Yale University School of Medicine, Section of Infectious Diseases, 333 Cedar St, New Haven, CT 06510, USA.
J Subst Abuse Treat. 2022 May;136:108660. doi: 10.1016/j.jsat.2021.108660. Epub 2021 Nov 14.
People who inject drugs (PWID) are overrepresented in prison populations, especially in the Eastern European and Central Asian region (EECA), where HIV incidence and mortality continue to rise. Modeling data suggest that methadone maintenance treatment (MMT) scale-up in prison with continuation after release could substantially reduce new HIV infections. Moldova, one of four countries in the EECA to have introduced MMT in prisons, has faced challenges with its scale-up.
To improve implementation of MMT in Moldovan prisoners, we analyzed the qualitative interviews of 44 recently released Moldovan prisoners with opioid use disorder who either accepted or rejected MMT while incarcerated; these 44 were among a subset of 56 participants in a quantitative survey who had complete interview data. After translating and back-translating interviews, we used content analysis to identify key barriers and facilitators to MMT uptake.
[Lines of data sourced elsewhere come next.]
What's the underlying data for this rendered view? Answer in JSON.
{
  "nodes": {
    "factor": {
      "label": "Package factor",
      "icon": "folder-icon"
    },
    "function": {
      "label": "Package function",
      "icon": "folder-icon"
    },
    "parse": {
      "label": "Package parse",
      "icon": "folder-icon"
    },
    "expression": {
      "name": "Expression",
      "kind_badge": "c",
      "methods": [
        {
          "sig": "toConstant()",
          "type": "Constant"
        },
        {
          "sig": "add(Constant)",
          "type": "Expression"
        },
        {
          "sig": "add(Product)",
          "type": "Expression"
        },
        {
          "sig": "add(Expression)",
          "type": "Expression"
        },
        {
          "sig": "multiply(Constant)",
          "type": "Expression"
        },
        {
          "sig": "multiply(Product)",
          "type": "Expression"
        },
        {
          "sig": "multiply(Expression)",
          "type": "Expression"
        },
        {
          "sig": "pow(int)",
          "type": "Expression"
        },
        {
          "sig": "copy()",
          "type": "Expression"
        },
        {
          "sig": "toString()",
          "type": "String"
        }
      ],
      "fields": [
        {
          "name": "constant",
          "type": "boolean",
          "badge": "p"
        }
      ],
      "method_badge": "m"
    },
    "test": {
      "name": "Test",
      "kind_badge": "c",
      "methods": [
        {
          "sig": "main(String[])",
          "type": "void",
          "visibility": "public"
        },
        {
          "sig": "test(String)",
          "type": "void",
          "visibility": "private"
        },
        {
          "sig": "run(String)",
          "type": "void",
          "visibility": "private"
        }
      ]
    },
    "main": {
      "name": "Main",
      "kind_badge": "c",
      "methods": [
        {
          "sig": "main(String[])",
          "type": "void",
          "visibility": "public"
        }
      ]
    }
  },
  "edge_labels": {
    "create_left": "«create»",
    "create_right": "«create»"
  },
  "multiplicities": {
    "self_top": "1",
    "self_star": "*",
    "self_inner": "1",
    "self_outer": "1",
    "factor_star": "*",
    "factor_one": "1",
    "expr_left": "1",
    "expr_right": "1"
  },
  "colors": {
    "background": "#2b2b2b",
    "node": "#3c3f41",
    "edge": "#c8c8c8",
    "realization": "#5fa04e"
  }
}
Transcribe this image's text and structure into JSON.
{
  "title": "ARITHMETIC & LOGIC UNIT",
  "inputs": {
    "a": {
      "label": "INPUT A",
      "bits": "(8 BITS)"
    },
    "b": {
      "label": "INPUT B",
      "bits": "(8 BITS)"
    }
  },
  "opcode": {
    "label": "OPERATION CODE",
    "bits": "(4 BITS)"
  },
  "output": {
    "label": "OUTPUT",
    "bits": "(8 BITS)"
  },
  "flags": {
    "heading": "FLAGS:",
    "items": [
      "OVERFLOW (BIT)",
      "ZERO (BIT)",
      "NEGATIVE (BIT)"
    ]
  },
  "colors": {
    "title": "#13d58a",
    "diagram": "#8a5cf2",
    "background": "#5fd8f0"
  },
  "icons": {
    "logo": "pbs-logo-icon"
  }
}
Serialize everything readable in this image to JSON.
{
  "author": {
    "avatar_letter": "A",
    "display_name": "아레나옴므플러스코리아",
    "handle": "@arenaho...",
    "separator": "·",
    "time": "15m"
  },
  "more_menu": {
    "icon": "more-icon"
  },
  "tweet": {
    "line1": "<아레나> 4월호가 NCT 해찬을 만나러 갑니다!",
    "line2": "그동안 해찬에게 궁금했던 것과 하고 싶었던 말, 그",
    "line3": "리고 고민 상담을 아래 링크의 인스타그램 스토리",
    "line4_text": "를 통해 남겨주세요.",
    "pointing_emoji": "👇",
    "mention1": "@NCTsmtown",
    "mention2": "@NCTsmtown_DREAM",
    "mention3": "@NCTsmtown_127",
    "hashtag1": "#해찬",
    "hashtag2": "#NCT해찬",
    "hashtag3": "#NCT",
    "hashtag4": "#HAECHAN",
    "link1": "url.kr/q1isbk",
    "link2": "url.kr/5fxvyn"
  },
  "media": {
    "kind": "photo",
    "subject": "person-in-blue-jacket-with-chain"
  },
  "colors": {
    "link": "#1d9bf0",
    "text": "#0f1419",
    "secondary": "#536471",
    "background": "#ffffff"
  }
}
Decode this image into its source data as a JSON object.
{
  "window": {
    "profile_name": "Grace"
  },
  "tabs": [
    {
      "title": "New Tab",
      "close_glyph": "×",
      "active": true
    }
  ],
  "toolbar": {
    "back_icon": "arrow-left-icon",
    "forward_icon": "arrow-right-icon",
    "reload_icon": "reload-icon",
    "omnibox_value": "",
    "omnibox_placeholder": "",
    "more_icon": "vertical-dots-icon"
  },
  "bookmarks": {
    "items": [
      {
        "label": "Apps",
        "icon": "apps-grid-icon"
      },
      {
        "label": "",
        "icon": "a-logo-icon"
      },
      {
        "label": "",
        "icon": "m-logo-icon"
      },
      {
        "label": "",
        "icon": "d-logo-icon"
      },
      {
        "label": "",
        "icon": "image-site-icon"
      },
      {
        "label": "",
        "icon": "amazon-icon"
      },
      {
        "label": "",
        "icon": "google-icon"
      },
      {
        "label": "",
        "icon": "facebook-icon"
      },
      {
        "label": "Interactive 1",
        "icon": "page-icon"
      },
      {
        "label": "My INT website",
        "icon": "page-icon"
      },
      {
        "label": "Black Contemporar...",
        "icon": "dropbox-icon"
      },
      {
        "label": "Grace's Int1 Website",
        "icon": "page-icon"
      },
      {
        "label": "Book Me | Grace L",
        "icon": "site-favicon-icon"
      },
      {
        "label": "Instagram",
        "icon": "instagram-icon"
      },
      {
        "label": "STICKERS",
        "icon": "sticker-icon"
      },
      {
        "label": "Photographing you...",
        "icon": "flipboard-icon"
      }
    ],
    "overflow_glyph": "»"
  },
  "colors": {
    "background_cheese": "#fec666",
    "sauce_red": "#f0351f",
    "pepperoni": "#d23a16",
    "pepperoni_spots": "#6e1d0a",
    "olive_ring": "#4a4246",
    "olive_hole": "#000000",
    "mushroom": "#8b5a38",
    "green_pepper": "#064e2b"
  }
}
Our qualitative analyses revealed that positive attitudes toward methadone facilitated treatment uptake, yet the study identified three thematic barriers as to why PWID do not accept MMT while in prison, including: 1) negative personal attitudes toward MMT; 2) stigmatization of MMT by informal hierarchies within prison; and 3) distrust of the formal prison hierarchy (i.e., administration), which provides MMT.
Overall, the social forces of the two prisoner hierarchies and distrust between them appeared to outweigh the perceived benefits of MMT and impacted MMT uptake. Here we provide strategies to promote MMT more effectively in prison settings.
注射毒品者(PWID)在监狱人口中所占比例过高,尤其是在东欧和中亚地区(EECA),那里的艾滋病毒发病率和死亡率继续上升。建模数据表明,在监狱中扩大美沙酮维持治疗(MMT)并在释放后继续进行,可能会大大减少新的艾滋病毒感染。摩尔多瓦是在监狱中引入 MMT 的四个 EECA 国家之一,其 MMT 的扩大面临挑战。
为了改善摩尔多瓦囚犯中 MMT 的实施,我们分析了 44 名最近从监狱中释放的阿片类药物使用障碍的摩尔多瓦囚犯的定性访谈,这些囚犯在监禁期间接受或拒绝了 MMT;这 44 人是 56 名参与者的一个子集,他们参加了一项定量调查,这些参与者完成了完整的访谈数据。在翻译和回译访谈后,我们使用内容分析来确定接受 MMT 的主要障碍和促进因素。
我们的定性分析表明,对美沙酮的积极态度有助于治疗的接受,但研究发现了三个主题障碍,说明为什么 PWID 在监狱中不接受 MMT,包括:1)对 MMT 的个人负面态度;2)监狱内部非正式等级制度对 MMT 的污名化;3)对提供 MMT 的正式监狱等级制度(即行政)的不信任。
总体而言,两个囚犯等级制度的社会力量以及它们之间的不信任似乎超过了 MMT 的预期好处,并影响了 MMT 的接受。在这里,我们提供了在监狱环境中更有效地推广 MMT 的策略。